Pour leur part, Front de gauche, UDI, UMP et FN se sont montrés hostiles à toute légalisation de l'euthanasie ou du suicide assisté. Le centriste Bertrand Pancher a moqué une "diarrhée législative" des Verts sans "écoute", tandis que Marion Maréchal-Le Pen (FN) a critiqué leur "pulsion idéologique" allant à l'encontre de "l'interdiction de tuer".

Au-delà, Xavier Breton (UMP) a pointé "les ambiguïtés du gouvernement", voyant un "clin d’œil appuyé en direction du lobby pro-euthanasie" dans le dernier discours de Manuel Valls devant les députés. Le Premier ministre avait appelé à des débats en mars qui "permettent d’avancer vers un droit nouveau: celui de mourir dans la dignité".

Manifestation "pour la vie" dédiée à la dénonciation de l'avortement, le 25 janvier 2015 à Paris (AFP-Bertrand Guay)

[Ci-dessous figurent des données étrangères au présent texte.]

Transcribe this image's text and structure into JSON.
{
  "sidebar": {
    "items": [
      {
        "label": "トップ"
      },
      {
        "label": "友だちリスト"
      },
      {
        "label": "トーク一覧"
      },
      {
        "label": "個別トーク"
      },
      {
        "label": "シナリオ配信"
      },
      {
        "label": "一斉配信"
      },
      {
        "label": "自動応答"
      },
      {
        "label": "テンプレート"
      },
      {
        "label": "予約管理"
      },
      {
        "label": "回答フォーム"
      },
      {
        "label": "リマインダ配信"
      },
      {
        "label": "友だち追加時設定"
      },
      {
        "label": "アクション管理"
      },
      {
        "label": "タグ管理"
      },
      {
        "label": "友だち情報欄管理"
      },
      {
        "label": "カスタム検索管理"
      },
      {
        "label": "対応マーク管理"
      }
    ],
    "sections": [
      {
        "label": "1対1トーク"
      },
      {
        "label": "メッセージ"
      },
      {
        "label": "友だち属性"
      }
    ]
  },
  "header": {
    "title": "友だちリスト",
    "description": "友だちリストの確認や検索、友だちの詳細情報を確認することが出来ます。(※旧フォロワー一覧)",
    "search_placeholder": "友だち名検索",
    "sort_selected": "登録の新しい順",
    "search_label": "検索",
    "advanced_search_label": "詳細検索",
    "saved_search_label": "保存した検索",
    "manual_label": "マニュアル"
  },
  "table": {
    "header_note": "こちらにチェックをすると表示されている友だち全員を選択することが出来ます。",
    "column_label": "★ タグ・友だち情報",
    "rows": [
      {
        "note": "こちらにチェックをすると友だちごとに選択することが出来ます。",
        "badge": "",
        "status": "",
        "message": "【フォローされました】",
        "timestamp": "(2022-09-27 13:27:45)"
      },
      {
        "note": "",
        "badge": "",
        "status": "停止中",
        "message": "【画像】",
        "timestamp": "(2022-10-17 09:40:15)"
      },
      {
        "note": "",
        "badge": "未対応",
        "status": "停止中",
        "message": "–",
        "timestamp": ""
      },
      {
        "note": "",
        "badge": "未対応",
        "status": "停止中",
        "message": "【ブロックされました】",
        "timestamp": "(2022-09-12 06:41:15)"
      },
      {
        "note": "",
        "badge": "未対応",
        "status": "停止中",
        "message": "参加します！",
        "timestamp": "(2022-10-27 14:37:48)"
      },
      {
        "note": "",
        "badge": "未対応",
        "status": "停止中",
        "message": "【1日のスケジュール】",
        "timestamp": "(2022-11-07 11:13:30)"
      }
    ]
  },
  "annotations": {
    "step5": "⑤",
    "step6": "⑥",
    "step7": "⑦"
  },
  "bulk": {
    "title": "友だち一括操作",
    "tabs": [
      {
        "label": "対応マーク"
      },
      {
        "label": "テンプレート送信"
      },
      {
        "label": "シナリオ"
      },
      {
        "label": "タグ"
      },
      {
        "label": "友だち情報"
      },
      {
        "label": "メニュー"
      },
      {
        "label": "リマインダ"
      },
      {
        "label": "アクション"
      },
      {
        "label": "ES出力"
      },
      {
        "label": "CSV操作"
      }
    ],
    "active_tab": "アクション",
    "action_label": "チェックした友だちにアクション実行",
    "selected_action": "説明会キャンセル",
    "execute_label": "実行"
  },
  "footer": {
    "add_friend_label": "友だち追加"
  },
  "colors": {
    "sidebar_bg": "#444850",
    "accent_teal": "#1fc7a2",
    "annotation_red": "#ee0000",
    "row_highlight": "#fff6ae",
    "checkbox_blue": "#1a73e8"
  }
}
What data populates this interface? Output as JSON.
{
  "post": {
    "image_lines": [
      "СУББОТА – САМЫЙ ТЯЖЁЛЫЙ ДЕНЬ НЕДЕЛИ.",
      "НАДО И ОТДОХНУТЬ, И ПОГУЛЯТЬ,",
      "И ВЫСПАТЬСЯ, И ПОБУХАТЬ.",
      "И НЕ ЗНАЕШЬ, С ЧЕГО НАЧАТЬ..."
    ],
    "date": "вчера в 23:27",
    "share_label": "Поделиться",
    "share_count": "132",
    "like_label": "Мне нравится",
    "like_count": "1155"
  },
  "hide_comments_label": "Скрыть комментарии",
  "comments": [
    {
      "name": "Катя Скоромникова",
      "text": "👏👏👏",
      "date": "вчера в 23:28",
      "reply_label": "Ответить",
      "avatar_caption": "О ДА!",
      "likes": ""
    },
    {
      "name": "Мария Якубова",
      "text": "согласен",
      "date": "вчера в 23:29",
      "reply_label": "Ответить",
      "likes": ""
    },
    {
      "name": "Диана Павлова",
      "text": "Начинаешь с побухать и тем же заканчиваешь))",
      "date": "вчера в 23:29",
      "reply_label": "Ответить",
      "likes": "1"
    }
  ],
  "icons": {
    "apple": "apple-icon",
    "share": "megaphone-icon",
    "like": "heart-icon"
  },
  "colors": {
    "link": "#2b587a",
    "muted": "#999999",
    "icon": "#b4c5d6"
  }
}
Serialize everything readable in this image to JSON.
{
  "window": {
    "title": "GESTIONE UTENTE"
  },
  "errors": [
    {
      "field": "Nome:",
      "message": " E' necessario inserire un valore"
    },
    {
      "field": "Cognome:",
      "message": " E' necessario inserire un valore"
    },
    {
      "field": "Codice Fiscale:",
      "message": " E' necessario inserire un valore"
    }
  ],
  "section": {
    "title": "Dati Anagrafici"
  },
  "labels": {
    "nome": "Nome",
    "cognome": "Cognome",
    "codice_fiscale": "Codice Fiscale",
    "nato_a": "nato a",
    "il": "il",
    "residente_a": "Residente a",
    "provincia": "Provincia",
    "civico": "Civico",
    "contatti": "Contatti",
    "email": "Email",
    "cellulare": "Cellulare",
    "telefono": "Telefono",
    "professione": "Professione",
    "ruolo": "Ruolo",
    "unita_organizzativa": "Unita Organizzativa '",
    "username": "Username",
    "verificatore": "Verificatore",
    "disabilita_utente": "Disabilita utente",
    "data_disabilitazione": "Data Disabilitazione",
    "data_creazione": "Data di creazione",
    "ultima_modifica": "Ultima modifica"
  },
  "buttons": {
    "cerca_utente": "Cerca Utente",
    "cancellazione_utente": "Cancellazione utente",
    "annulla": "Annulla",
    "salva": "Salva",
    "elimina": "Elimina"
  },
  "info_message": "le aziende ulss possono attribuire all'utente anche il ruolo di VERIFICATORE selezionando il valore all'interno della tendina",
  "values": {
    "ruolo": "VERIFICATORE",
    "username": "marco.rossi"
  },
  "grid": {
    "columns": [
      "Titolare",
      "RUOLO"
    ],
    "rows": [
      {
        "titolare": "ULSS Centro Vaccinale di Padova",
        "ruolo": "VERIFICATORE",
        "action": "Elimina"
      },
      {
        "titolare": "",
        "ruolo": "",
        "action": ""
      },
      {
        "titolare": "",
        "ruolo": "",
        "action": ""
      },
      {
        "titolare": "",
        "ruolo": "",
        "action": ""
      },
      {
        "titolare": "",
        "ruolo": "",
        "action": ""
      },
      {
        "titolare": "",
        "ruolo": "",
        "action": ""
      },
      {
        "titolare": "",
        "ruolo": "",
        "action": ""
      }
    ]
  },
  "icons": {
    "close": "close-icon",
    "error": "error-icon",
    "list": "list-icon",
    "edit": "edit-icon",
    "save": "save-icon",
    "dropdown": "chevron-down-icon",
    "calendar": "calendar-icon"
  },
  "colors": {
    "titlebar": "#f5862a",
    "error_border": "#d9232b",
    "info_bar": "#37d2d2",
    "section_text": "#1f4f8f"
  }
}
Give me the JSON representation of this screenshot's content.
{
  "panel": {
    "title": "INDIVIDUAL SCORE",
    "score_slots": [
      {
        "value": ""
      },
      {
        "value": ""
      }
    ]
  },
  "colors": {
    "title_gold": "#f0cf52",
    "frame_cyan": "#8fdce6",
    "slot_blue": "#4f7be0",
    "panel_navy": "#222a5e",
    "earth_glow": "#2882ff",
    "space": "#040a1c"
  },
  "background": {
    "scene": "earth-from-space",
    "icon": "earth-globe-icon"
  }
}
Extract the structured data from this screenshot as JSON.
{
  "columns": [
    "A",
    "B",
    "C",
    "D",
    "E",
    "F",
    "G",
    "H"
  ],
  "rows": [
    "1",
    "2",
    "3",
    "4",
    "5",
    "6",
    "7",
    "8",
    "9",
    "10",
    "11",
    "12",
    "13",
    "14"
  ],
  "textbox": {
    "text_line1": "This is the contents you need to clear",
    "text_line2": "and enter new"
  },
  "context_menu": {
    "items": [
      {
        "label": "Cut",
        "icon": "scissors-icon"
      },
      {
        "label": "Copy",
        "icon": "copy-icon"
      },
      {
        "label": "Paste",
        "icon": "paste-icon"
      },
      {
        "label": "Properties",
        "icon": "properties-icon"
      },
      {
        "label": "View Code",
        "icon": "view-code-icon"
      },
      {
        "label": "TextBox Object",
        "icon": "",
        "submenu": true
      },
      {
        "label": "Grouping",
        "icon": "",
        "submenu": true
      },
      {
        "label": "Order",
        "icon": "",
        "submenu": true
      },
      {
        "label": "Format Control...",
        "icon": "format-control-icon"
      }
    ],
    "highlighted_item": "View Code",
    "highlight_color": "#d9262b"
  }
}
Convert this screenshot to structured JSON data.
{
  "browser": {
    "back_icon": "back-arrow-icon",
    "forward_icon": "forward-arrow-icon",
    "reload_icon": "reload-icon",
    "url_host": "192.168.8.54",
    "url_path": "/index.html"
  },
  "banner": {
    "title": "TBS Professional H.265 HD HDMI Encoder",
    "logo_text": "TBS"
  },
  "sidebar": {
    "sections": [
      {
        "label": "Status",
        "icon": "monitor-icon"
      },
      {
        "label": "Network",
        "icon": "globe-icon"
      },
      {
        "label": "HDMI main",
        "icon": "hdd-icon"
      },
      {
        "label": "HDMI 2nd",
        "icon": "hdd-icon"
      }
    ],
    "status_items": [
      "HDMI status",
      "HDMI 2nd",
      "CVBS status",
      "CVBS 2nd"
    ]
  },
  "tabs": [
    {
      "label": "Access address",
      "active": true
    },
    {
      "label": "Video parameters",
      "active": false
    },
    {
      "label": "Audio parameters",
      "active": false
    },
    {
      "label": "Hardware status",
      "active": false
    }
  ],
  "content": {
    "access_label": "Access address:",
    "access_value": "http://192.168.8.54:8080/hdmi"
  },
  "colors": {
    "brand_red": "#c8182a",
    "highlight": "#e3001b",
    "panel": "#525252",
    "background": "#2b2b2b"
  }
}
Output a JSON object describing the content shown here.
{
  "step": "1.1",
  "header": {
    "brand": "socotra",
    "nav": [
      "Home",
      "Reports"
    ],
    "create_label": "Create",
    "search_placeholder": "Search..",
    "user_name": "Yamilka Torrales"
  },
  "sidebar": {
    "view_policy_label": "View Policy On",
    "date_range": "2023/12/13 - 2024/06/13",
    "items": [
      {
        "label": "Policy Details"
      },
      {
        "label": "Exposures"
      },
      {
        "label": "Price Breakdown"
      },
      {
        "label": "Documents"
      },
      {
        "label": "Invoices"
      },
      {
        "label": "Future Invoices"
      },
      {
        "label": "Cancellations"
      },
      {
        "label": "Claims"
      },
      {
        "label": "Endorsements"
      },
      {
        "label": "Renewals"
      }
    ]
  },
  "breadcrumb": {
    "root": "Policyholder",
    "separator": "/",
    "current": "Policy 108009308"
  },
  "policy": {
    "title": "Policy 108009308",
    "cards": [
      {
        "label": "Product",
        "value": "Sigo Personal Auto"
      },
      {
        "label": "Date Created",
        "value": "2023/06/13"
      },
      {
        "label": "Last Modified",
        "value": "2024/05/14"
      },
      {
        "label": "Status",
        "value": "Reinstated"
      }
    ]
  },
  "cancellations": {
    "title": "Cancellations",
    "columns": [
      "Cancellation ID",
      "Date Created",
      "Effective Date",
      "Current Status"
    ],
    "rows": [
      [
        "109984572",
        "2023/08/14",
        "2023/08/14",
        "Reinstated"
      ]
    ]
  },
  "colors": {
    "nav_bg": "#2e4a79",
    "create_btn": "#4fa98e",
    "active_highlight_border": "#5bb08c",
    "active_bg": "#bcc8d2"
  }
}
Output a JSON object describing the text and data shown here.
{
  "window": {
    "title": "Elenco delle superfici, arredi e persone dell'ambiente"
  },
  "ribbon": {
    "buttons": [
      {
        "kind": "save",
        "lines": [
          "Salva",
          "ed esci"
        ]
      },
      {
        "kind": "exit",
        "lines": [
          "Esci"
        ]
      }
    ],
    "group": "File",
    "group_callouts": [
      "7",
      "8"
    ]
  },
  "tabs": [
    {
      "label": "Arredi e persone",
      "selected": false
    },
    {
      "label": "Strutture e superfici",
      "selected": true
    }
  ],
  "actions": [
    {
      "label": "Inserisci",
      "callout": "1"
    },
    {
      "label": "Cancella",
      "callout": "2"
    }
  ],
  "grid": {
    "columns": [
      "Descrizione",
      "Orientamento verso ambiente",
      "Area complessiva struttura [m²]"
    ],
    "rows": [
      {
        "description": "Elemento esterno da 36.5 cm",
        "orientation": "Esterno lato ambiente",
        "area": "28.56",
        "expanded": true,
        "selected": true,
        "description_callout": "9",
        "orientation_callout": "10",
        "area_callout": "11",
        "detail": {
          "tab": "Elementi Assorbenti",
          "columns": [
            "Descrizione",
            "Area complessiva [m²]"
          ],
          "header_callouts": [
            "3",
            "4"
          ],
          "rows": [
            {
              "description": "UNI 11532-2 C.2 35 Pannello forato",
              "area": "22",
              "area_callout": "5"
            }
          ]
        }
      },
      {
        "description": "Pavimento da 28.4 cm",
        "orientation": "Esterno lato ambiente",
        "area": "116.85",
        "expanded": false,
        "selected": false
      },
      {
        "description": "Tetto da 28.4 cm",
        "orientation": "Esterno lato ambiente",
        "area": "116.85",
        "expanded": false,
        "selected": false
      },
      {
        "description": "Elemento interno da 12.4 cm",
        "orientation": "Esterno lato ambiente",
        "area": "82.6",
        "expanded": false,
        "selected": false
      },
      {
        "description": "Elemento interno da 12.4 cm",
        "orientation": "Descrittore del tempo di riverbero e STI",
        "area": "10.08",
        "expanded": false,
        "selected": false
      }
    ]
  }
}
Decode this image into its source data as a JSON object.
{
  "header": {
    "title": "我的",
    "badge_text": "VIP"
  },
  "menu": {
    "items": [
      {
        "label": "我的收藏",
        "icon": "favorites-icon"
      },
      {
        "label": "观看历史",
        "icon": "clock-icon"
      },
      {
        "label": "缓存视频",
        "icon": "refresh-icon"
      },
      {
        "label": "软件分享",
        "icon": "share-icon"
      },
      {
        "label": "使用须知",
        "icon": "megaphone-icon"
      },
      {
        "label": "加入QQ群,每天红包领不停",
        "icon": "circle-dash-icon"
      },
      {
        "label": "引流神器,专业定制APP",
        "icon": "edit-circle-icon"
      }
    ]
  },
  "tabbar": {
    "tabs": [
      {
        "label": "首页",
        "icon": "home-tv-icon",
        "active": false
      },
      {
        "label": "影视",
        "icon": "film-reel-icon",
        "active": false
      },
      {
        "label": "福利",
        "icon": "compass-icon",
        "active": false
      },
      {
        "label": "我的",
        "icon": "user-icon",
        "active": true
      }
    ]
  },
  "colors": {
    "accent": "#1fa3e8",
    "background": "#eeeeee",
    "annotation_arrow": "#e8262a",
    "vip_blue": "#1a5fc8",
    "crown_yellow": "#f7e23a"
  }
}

Des militants de l'association pour le droit de mourir dans la dignité (ADMD), dont Mme Massonneau est membre du comité d'honneur, étaient présents jeudi dans l'hémicycle. Ils organisent une manifestation samedi à Paris.

Dimanche dernier, c'étaient des milliers de manifestants munis de ballons noirs et d'affichettes "Je suis Vincent Lambert" qui défilaient à Paris pour dénoncer, lors d'une "Marche pour la vie", "la menace de l'euthanasie à l'Assemblée nationale".